Hungry for fresh photos from Mars, I went digging around the Curiosity mission’s raw image archive this weekend and found some amazing portraits of rocks. The rover remains parked next to a ripple of sand at the “Rocknest” site as it chemically analyzes samples of Martian soil scooped up earlier this week.
Intense erosion by wind-blown sand is apparent in some of the rocks as fluting, parallel grooves and severe abrasion. We see similar markings on boulders subjected to steady, same-direction winds here on Earth. We’ve all noticed trees that grow bent in one direction from prevailing winds, often from the west. Steady, uni-directional winds leave their mark in many ways.

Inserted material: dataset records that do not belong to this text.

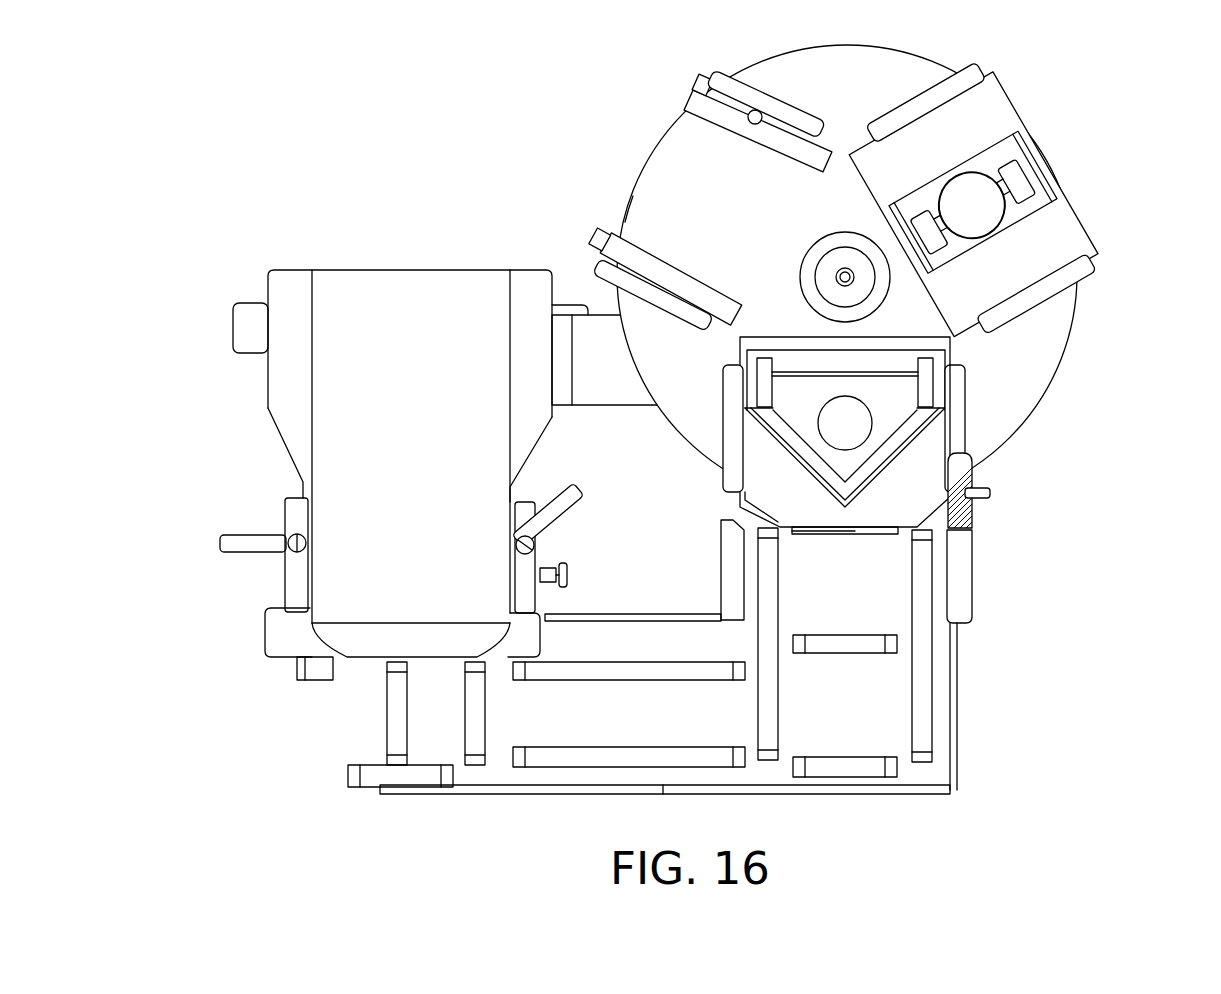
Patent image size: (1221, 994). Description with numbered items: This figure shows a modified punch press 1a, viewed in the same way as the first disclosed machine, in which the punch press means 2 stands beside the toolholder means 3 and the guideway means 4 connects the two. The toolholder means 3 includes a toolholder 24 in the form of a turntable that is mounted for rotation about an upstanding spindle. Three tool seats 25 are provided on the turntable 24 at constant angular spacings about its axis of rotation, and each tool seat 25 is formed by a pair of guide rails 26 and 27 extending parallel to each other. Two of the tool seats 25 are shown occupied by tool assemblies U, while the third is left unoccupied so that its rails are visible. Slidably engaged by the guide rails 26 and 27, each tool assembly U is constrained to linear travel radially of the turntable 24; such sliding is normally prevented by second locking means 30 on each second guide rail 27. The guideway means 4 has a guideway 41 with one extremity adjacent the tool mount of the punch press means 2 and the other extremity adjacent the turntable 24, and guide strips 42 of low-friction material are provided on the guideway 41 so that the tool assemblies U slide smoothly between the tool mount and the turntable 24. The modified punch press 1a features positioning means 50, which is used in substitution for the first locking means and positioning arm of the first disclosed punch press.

The modified punch press 1a is at (497, 160).
The punch press means 2 is at (398, 287).
The toolholder means 3 is at (660, 110).
The guideway means 4 is at (709, 676).
The toolholder 24 is at (637, 192).
The tool seats 25 is at (627, 212).
The first guide rail 26 is at (703, 275).
The second guide rail 27 is at (798, 148).
The second locking means 30 is at (752, 124).
The guideway 41 is at (762, 770).
The guide strips 42 is at (925, 683).
The positioning means 50 is at (1010, 474).
The tool assemblies U is at (762, 457).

Scientists hypothesize that Mars was much warmer and wetter several billion years ago. Rivers likely coursed across its surface including the now dry Peace Vallis, an ancient stream that winds down the wall of Gale Crater where Curiosity sits. Over geologic time, flowing river watercourses and lapping waves from lakes or oceans erode rocks into sand and clay. When the rivers went dry, sand would have been picked up by the whistling Martian winds and blown across the landscape, abrading rocks. By studying erosion patterns in the boulders pictured, scientists can learn something about the prevailing winds of the planet’s long-ago climate.
How old are the grooves and pits we’re seeing? Hard to say without further study, but using the meteorology instruments on Curiosity, scientists can compare current wind speeds and wind direction with that inferred from the rocks to see whether they’re related or not.
Even though “they’re only rocks” it’s satisfying to get one’s nose right into the Martian landscape. They photos are high enough quality it’s not hard to imagine being there provided you bundle up. Although it’s still late winter at Gale Crater, air temperatures as measured by Curiosity’s Remote Environment Monitoring Station (REMS) have passed the freezing mark on more than half of the Martian days. The hottest temperature recorded to date is 43 degrees F, four degrees warmer than my thermometer registered at noon today and warmer than expected for Martian late winter. At this rate highs could reach into the 60s or 70s by summer.
Just make sure you get your rock hunting done in daylight. Temperatures drop rapidly after sundown in the planet’s thin atmosphere, bottoming out around -94 F at dawn at Rocknest. On Tuesday Oct. 30 starting at 1:30 p.m. (CDT) NASA will host a live media teleconference with the latest update from the Curiosity mission. Hopefully mission science staff will have information on the composition of the first soil sample.